1. Dietary exposure. The proposed use of sodium thiosulfate to remove chlorine and other reactive species from tank water ensures that there is no dietary exposure to sodium thiosulfate. Due to the breakdown of sodium thiosulfate in water to sodium chloride, water, sulfur and sulfate, there are no residues of sodium thiosulfate applied to the plants and thus there are no residues in food.

i. Food. The proposed use will not result in any dietary exposure beyond what is currently present in salt and alcohol.

ii. Drinking water. There is no exposure to sodium thiosulfate through drinking water. Any sodium thiosulfate that gets into water is quickly broken down to the following non-toxic compounds: Sodium chloride, water, sulfur and sulfate.

2. Non-dietary exposure.

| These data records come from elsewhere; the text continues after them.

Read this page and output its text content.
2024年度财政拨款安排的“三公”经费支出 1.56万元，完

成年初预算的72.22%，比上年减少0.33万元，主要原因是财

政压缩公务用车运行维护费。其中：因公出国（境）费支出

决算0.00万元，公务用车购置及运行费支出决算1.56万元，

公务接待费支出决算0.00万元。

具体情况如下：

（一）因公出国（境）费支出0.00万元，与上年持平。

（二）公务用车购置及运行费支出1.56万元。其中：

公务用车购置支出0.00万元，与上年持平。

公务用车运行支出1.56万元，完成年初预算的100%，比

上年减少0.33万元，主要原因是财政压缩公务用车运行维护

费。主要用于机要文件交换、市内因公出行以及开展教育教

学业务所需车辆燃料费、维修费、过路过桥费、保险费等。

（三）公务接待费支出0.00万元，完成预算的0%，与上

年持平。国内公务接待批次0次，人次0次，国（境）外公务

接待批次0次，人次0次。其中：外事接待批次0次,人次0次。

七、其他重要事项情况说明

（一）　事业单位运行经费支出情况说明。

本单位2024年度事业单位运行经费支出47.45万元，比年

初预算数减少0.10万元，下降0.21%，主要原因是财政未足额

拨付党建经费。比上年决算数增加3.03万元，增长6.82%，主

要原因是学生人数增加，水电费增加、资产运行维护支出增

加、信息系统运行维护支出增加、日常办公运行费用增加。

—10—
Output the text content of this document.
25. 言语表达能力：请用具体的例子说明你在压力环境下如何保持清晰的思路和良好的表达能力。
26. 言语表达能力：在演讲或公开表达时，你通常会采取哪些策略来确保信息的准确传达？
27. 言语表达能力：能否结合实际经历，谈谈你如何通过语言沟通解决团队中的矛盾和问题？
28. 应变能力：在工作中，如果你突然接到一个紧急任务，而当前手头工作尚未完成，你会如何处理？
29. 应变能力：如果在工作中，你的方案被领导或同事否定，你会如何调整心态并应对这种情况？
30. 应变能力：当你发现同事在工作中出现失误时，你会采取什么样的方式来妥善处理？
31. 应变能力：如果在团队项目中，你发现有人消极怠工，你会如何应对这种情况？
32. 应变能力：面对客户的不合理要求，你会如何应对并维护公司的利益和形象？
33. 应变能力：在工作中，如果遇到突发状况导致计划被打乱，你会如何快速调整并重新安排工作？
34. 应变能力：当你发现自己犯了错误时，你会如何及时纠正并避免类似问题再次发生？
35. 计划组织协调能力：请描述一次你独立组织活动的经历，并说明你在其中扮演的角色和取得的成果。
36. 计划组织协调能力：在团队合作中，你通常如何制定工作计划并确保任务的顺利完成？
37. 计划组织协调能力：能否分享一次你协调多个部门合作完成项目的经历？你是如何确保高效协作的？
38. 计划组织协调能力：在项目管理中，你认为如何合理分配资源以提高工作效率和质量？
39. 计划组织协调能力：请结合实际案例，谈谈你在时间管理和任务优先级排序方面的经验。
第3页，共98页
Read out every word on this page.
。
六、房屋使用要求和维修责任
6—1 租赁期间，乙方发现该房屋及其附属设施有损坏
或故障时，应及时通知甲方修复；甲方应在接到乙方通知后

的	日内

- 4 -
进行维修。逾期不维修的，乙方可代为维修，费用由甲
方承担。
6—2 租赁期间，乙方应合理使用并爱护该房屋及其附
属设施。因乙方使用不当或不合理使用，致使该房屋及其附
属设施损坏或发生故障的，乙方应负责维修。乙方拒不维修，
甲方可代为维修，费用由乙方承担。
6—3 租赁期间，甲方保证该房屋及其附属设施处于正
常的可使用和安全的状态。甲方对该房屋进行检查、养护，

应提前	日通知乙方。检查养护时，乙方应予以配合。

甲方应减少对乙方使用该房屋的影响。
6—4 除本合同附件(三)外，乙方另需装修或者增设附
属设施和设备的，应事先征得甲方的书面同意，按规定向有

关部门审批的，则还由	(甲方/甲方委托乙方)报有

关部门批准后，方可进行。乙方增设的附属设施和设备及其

The only anticipated human exposure to non-dietary sources of sodium thiosulfate would be through medical treatment, occupational exposure, or aquaculture (hobbyists).

D. Cumulative Effects

Studies have shown that excess sodium thiosulfate beyond endogenous levels of thiosulfate is rapidly cleared from the body and there are no cumulative effects. It should also be noted that with the exception of possible occupational exposure of the mixer/loader/applicator, the proposed uses of sodium thiosulfate will not result in exposure to any other persons or any non-target organisms.

E. Safety Determination

1. U.S. population. EDEN Bioscience Corporation believes that the use of sodium thiosulfate as an adjuvant added to tank mixes does not pose a safety concern for the U.S. population due to the non-toxic nature of the compound and the absence of exposure.

2. Infants and children. Infants and children will not be exposed to sodium thiosulfate from its use as an adjuvant in conjunction with formulated products.

F. International Tolerances

There are no known international tolerances for sodium thiosulfate.